Assim como a arte pode imitar a vida (ou vice-versa), o direito reflete as dinâmicas da sociedade em que vivemos. Neste contexto, temos observado um amadurecimento do judiciário no enfrentamento de questões ligadas ao direito agrário e ao direito dos seguros. Esse ponto é especialmente evidente em casos relacionados ao seguro agrícola e à (in)aplicabilidade do Código de Defesa do Consumidor, bem como à inversão do ônus da prova, temas que abordaremos neste artigo, sem a pretensão de esgotar a discussão.

1. Há relação de consumo no Direito Securitário Agrário?

A Lei nº 8.078, de 1990, que dispõe sobre a proteção ao consumidor, foi paradigmática para reestabelecer a Justiça e a equidade nas chamadas relações de consumo [3], uma vez que representou uma significativa conquista no âmbito legislativo brasileiro, estabelecendo bases fundamentais para a proteção dos direitos dos consumidores, tais como

“[a] vedação às cláusulas abusivas, resolução unilateral de contratos, o estabelecimento da inversão do ônus da prova, entre outros instrumentos, [que] foram e, até hoje, são essenciais à promoção de equilíbrio contratual no seio dessas chamadas relações jurídicas caracterizadas pela hipossuficiência de seus partícipes” [4].
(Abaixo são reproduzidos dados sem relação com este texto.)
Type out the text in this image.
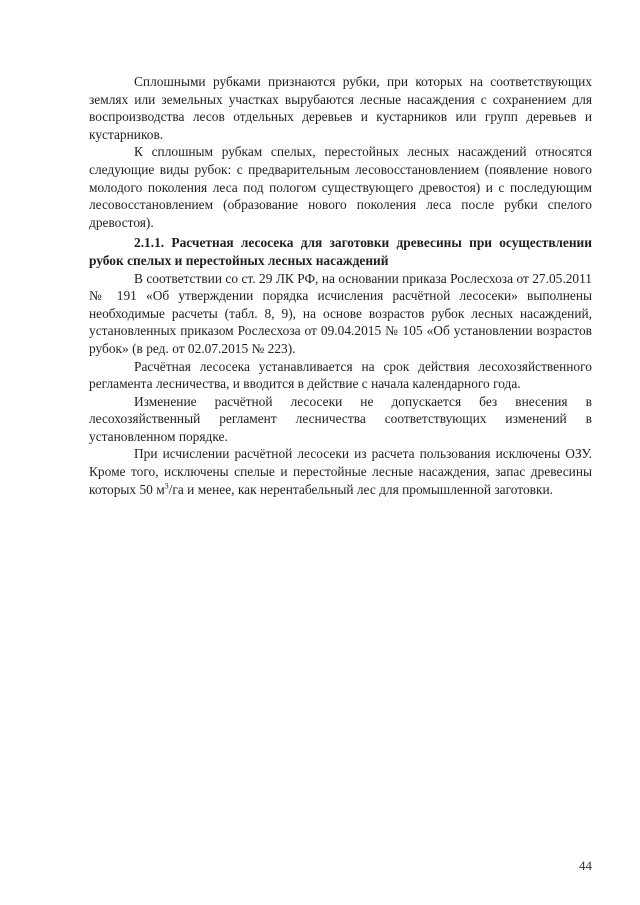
Сплошными рубками признаются рубки, при которых на соответствующих землях или земельных участках вырубаются лесные насаждения с сохранением для воспроизводства лесов отдельных деревьев и кустарников или групп деревьев и кустарников.

К сплошным рубкам спелых, перестойных лесных насаждений относятся следующие виды рубок: с предварительным лесовосстановлением (появление нового молодого поколения леса под пологом существующего древостоя) и с последующим лесовосстановлением (образование нового поколения леса после рубки спелого древостоя).

2.1.1. Расчетная лесосека для заготовки древесины при осуществлении рубок спелых и перестойных лесных насаждений

В соответствии со ст. 29 ЛК РФ, на основании приказа Рослесхоза от 27.05.2011 № 191 «Об утверждении порядка исчисления расчётной лесосеки» выполнены необходимые расчеты (табл. 8, 9), на основе возрастов рубок лесных насаждений, установленных приказом Рослесхоза от 09.04.2015 № 105 «Об установлении возрастов рубок» (в ред. от 02.07.2015 № 223).

Расчётная лесосека устанавливается на срок действия лесохозяйственного регламента лесничества, и вводится в действие с начала календарного года.

Изменение расчётной лесосеки не допускается без внесения в лесохозяйственный регламент лесничества соответствующих изменений в установленном порядке.

При исчислении расчётной лесосеки из расчета пользования исключены ОЗУ. Кроме того, исключены спелые и перестойные лесные насаждения, запас древесины которых 50 $м^3/га$ и менее, как нерентабельный лес для промышленной заготовки.

44
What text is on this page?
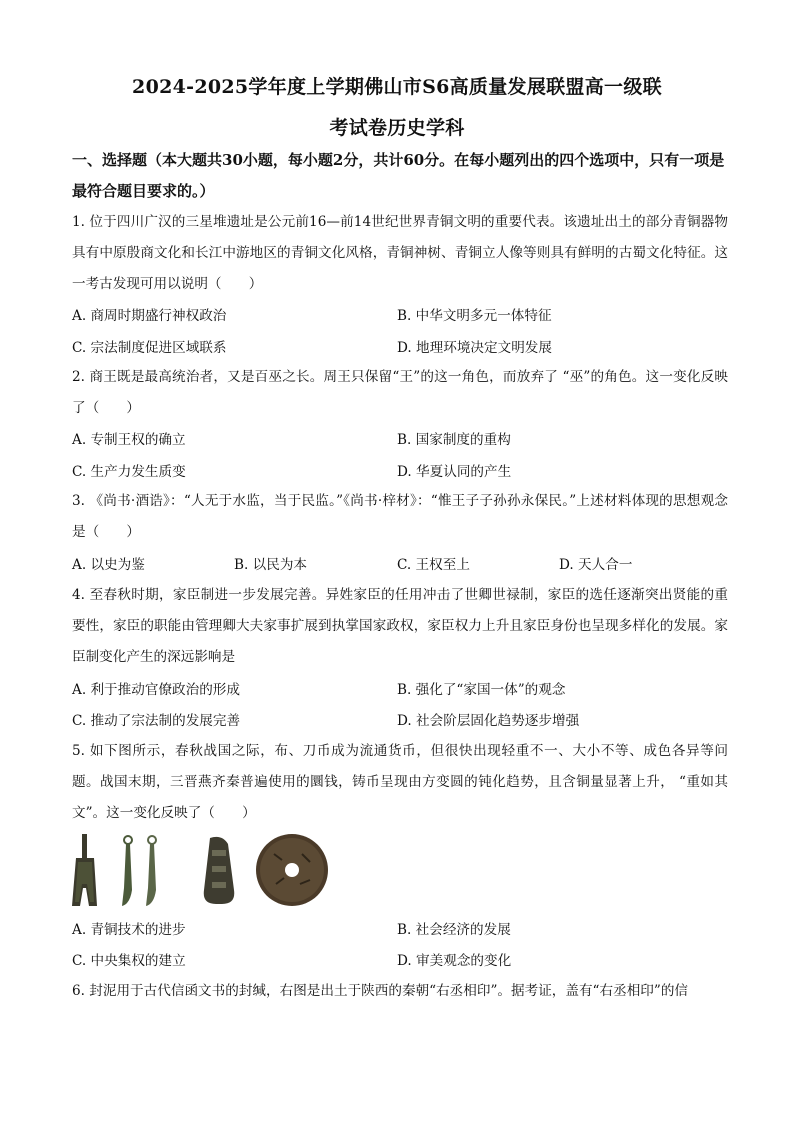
2024-2025学年度上学期佛山市S6高质量发展联盟高一级联
考试卷历史学科
一、选择题（本大题共30小题，每小题2分，共计60分。在每小题列出的四个选项中，只有一项是最符合题目要求的。）
1. 位于四川广汉的三星堆遗址是公元前16—前14世纪世界青铜文明的重要代表。该遗址出土的部分青铜器物具有中原殷商文化和长江中游地区的青铜文化风格，青铜神树、青铜立人像等则具有鲜明的古蜀文化特征。这一考古发现可用以说明（　　）
A. 商周时期盛行神权政治	B. 中华文明多元一体特征
C. 宗法制度促进区域联系	D. 地理环境决定文明发展
2. 商王既是最高统治者，又是百巫之长。周王只保留“王”的这一角色，而放弃了 “巫”的角色。这一变化反映了（　　）
A. 专制王权的确立	B. 国家制度的重构
C. 生产力发生质变	D. 华夏认同的产生
3. 《尚书·酒诰》：“人无于水监，当于民监。”《尚书·梓材》：“惟王子子孙孙永保民。”上述材料体现的思想观念是（　　）
A. 以史为鉴	B. 以民为本	C. 王权至上	D. 天人合一
4. 至春秋时期，家臣制进一步发展完善。异姓家臣的任用冲击了世卿世禄制，家臣的选任逐渐突出贤能的重要性，家臣的职能由管理卿大夫家事扩展到执掌国家政权，家臣权力上升且家臣身份也呈现多样化的发展。家臣制变化产生的深远影响是
A. 利于推动官僚政治的形成	B. 强化了“家国一体”的观念
C. 推动了宗法制的发展完善	D. 社会阶层固化趋势逐步增强
5. 如下图所示，春秋战国之际，布、刀币成为流通货币，但很快出现轻重不一、大小不等、成色各异等问题。战国末期，三晋燕齐秦普遍使用的圜钱，铸币呈现由方变圆的钝化趋势，且含铜量显著上升， “重如其文”。这一变化反映了（　　）
A. 青铜技术的进步	B. 社会经济的发展
C. 中央集权的建立	D. 审美观念的变化
6. 封泥用于古代信函文书的封缄，右图是出土于陕西的秦朝“右丞相印”。据考证，盖有“右丞相印”的信
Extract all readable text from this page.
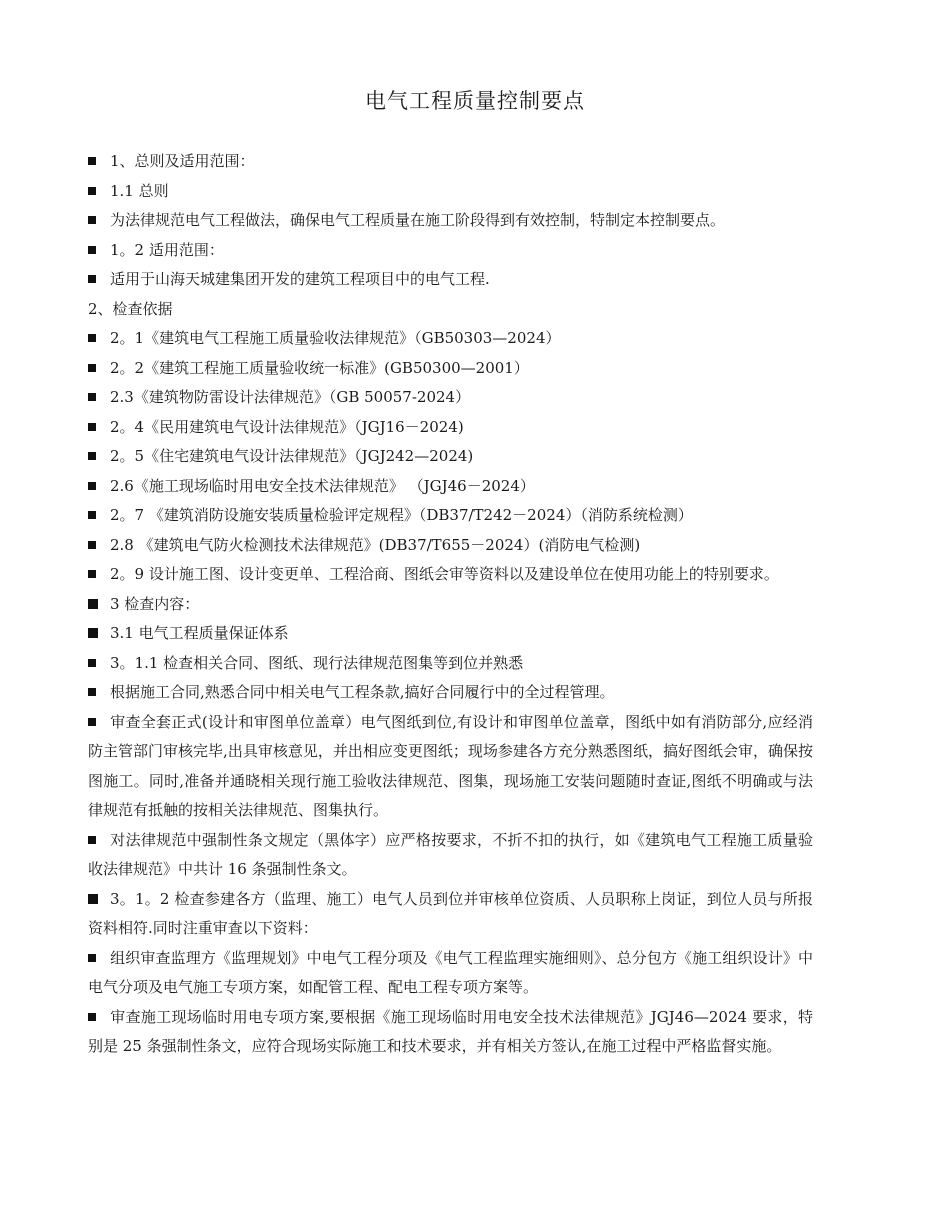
电气工程质量控制要点

1、总则及适用范围：

1.1 总则

为法律规范电气工程做法，确保电气工程质量在施工阶段得到有效控制，特制定本控制要点。

1。2 适用范围：

适用于山海天城建集团开发的建筑工程项目中的电气工程.

2、检查依据

2。1《建筑电气工程施工质量验收法律规范》（GB50303—2024）

2。2《建筑工程施工质量验收统一标准》(GB50300—2001）

2.3《建筑物防雷设计法律规范》（GB 50057-2024）

2。4《民用建筑电气设计法律规范》（JGJ16－2024)

2。5《住宅建筑电气设计法律规范》（JGJ242—2024)

2.6《施工现场临时用电安全技术法律规范》 （JGJ46－2024）

2。7 《建筑消防设施安装质量检验评定规程》（DB37/T242－2024）（消防系统检测）

2.8 《建筑电气防火检测技术法律规范》(DB37/T655－2024）(消防电气检测)

2。9 设计施工图、设计变更单、工程洽商、图纸会审等资料以及建设单位在使用功能上的特别要求。

3 检查内容：

3.1 电气工程质量保证体系

3。1.1 检查相关合同、图纸、现行法律规范图集等到位并熟悉

根据施工合同,熟悉合同中相关电气工程条款,搞好合同履行中的全过程管理。

审查全套正式(设计和审图单位盖章）电气图纸到位,有设计和审图单位盖章，图纸中如有消防部分,应经消防主管部门审核完毕,出具审核意见，并出相应变更图纸；现场参建各方充分熟悉图纸，搞好图纸会审，确保按图施工。同时,准备并通晓相关现行施工验收法律规范、图集，现场施工安装问题随时查证,图纸不明确或与法律规范有抵触的按相关法律规范、图集执行。

对法律规范中强制性条文规定（黑体字）应严格按要求，不折不扣的执行，如《建筑电气工程施工质量验收法律规范》中共计 16 条强制性条文。

3。1。2 检查参建各方（监理、施工）电气人员到位并审核单位资质、人员职称上岗证，到位人员与所报资料相符.同时注重审查以下资料：

组织审查监理方《监理规划》中电气工程分项及《电气工程监理实施细则》、总分包方《施工组织设计》中电气分项及电气施工专项方案，如配管工程、配电工程专项方案等。

审查施工现场临时用电专项方案,要根据《施工现场临时用电安全技术法律规范》JGJ46—2024 要求，特别是 25 条强制性条文，应符合现场实际施工和技术要求，并有相关方签认,在施工过程中严格监督实施。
No que concerne às relações de natureza securitária, como regra geral, atualmente aplica-se o Código de Defesa do Consumidor, desde que a relação em análise se caracterize também como uma relação de consumo.

Para que se configure uma relação de consumo, deve haver a presença de um fornecedor de produtos ou serviços e do destinatário final. De acordo com o artigo 2º do Código Consumerista, “consumidor é toda pessoa física ou jurídica que adquire ou utiliza produto ou serviço comodestinatário final. Já o fornecedor “(…) é toda pessoa física ou jurídica, pública ou privada, nacional ou estrangeira, bem como os entes despersonalizados, que desenvolvem atividade de (…) prestação de serviços”. O serviço, por sua vez, é contemplado como uma atividade fornecida no mercado, mediante remuneração, entre elas, as de natureza securitária.

Além disso, requisito fundamental para se estabelecer a relação de consumo é a vulnerabilidade do consumidor, na forma do artigo 4º, inciso I do CDC. Este requisito é um pilar da teoria finalista, segundo a qual o conceito de consumidor deve ser submetido a uma interpretação restritiva, “calcada na sua vulnerabilidade presumida, limitando a proteção legal a quem retira o produto ou o serviço do mercado para uso não profissional, ou seja, para satisfação de necessidades próprias ou de sua família” [5]. Nesse sentido,

“(…) contanto que haja um consumidor, assim entendido, um não profissional, que atue sem finalidade lucrativa, como destinatário final da garantia prestada pelo segurador, o seguro torna-se contrato de consumo, atraindo a incidência do regime protetivo do Código de Defesa do Consumidor. (Destacado no original)” [6].

Claudia Lima Marques, do mesmo modo, entende que

“Destinatário final é aquele destinatário fático e econômico do bem ou serviço, seja ele pessoa jurídica ou física. Logo, segundo esta interpretação teleológica não basta ser destinatário fático do produto e retirá-lo da cadeia de produção, e levá-lo para o escritório ou residência, é necessário ser destinatário final econômico do bem, não adquiri-lo para revenda, não adquiri-lo para uso profissional, pois o bem seria novamente um instrumento de produção cujo preço será incluído no preço final do profissional que o adquiriu” [7].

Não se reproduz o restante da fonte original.